Saṅkalpa significa construção mental, resolução para a transformação  interior.

Dentro da prática de Yoga, ocorre durante o yoganidrā, ou “sono do Yoga”, i.e., o relaxamento profundo que precede a meditação, no fim das práticas de Haṭhayoga.

Contudo, antes mesmo de abordar como se pratica e elabora essa construção mental, e para compreendê-la, é preciso descrever o contexto no qual ela se insere.

O yoganidrā, acontece após a realização de todas as posturas físicas, e algumas vezes após o exercício respiratório (pranayama). A pessoa deve se deitar de costas sobre o chão, com todo o corpo completamente relaxado.

Contudo, nem sempre o relaxamento acontece com o simples ato de deitar-se sobre o chão, e portanto, sugere-se que mentalmente se faça um passeio pelo corpo, enviando uma mensagem de descontração para os músculos que ainda estão contraídos.

Além disso, se aconselha observar a respiração acontecendo, e as sensações do corpo, em seguida dirige-se a atenção para os estímulos externos.

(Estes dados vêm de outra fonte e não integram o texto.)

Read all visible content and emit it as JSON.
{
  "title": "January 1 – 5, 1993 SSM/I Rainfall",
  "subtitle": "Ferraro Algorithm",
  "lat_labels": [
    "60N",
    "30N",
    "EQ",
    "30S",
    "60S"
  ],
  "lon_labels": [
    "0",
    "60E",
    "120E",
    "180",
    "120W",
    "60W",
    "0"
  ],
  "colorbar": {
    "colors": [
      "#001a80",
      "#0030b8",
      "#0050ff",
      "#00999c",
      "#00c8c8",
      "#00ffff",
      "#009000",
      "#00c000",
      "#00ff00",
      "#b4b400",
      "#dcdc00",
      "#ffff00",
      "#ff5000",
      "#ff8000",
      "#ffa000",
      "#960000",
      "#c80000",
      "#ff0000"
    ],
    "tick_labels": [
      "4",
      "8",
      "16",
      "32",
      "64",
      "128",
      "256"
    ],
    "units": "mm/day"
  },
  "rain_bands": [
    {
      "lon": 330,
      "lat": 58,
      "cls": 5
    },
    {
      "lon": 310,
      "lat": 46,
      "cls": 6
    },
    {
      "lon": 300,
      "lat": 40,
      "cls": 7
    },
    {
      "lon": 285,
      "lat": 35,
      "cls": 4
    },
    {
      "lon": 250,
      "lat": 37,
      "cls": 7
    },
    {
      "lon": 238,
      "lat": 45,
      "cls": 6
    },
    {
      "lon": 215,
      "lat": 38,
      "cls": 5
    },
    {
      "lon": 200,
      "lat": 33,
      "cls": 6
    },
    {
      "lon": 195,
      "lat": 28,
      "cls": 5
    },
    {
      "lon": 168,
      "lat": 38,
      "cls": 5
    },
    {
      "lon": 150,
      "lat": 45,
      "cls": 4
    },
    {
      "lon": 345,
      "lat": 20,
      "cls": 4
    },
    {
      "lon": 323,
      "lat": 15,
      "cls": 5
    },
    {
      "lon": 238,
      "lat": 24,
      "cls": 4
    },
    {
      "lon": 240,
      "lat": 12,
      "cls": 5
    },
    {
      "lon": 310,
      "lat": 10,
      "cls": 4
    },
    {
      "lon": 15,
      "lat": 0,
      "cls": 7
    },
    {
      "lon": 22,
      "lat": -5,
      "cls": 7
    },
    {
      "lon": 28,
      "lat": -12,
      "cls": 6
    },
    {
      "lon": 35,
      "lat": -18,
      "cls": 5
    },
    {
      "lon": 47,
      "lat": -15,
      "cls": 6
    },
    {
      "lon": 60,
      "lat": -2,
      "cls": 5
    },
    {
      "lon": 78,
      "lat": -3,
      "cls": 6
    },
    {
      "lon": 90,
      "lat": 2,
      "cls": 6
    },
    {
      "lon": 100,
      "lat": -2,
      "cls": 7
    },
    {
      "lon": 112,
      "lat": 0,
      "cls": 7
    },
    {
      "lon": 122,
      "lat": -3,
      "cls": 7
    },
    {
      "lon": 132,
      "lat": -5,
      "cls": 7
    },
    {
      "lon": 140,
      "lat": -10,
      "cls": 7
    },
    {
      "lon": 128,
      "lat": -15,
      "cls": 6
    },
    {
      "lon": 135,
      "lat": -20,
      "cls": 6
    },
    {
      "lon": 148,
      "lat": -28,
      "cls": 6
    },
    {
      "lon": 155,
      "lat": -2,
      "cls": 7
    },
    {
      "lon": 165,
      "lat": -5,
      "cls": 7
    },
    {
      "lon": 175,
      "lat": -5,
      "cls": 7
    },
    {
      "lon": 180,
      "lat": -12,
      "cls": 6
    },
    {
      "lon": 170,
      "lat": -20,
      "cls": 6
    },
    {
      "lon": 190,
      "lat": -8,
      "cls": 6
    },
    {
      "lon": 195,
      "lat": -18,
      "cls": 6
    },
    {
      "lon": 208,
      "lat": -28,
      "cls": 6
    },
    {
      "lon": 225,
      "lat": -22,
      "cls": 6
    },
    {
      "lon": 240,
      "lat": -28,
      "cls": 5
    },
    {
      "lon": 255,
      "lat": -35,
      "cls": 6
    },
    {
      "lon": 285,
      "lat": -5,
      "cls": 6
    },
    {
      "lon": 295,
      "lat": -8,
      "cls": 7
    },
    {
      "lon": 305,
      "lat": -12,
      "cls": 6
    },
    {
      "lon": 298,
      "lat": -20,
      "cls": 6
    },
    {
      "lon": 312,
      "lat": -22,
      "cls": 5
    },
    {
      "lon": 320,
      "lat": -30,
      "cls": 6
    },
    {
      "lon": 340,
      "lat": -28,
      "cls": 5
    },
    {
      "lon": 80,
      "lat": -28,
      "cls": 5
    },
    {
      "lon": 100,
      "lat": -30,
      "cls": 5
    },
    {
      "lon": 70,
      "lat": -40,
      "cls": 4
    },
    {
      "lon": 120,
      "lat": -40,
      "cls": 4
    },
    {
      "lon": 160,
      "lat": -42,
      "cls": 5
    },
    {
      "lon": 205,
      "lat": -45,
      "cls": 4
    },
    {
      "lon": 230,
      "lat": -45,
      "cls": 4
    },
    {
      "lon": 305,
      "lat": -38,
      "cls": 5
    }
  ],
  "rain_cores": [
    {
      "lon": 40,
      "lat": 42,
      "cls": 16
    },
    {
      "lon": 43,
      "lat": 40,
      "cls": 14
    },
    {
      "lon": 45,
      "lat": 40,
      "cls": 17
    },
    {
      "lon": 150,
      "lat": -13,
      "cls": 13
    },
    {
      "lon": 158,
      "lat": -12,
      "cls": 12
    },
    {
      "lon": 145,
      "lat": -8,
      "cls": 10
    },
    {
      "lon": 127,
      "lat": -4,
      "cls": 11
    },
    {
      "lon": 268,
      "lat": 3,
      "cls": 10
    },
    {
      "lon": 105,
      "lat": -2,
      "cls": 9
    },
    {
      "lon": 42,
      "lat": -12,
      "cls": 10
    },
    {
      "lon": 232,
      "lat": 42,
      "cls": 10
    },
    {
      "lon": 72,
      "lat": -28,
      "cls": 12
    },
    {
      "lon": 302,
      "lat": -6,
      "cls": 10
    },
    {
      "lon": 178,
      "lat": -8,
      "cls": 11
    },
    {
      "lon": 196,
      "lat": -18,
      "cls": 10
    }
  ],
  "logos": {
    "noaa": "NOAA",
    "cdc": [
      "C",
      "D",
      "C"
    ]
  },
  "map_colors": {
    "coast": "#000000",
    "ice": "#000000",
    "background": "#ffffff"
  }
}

Todo esse processo deve ser feito de maneira consciente e imparcial, sem julgar aquilo que se sente ou percebe.

O relaxamento antecede o yoganidrā, portanto, as duas práticas não são sinônimas, pois o yoganidrā se caracteriza como um estado de consciência, que se assemelha ao sono profundo, porém de maneira desperta.

Durante o dia, permanecemos em um estado de vigília, desperto, no qual a mente tem acesso a conteúdos que são conscientes, e quando necessário a conteúdos que estão no subconsciente, e em paralelo, continua a processar informações de maneira inconsciente, mesmo que esses processos não sejam reconhecidos.

A maior parte do processamento de informações que a mente gerencia, acontece de forma inconsciente.

Tomemos um adulto como exemplo, ao se expressar através da linguagem, não fica pensando em quais letras vai utilizar, de modo que sua mente organiza um pensamento, e o processos inconscientes trabalham para que ele aconteça, organizando as habilidades para concretizar a ação.

Como acontece a transformação?

A mente inconsciente até mesmo influencia nas relações que estabelecemos com o mundo, com as pessoas.

Esses processos disparam comportamentos e emoções que parecem escapar ao controle consciente, e estão sobre influência de conteúdos que muitas vezes sequer conscientizamos, reconhecemos ou lembramos.

A esfera consciente é tudo aquilo que tenho em mente no momento presente, a história do livro que estou lendo, do programa de televisão que assisto, o que estou fazendo, como caminho na rua, buscando um determinando endereço ou apenas passeando.

Portanto, a mente consciente está imersa na situação que estamos experimentando ou se ligando a pensamentos que são suscitados pela experiência.

Nesses casos, essa memória estava disponível na esfera subconsciente, e foi chamada a consciência pela experiência.

No subconsciente ficam armazenadas as informações que podem ser necessárias a qualquer instante, como um número de telefone, o preparo de uma comida, ou até mesmo uma crença sobre a vida, por exemplo.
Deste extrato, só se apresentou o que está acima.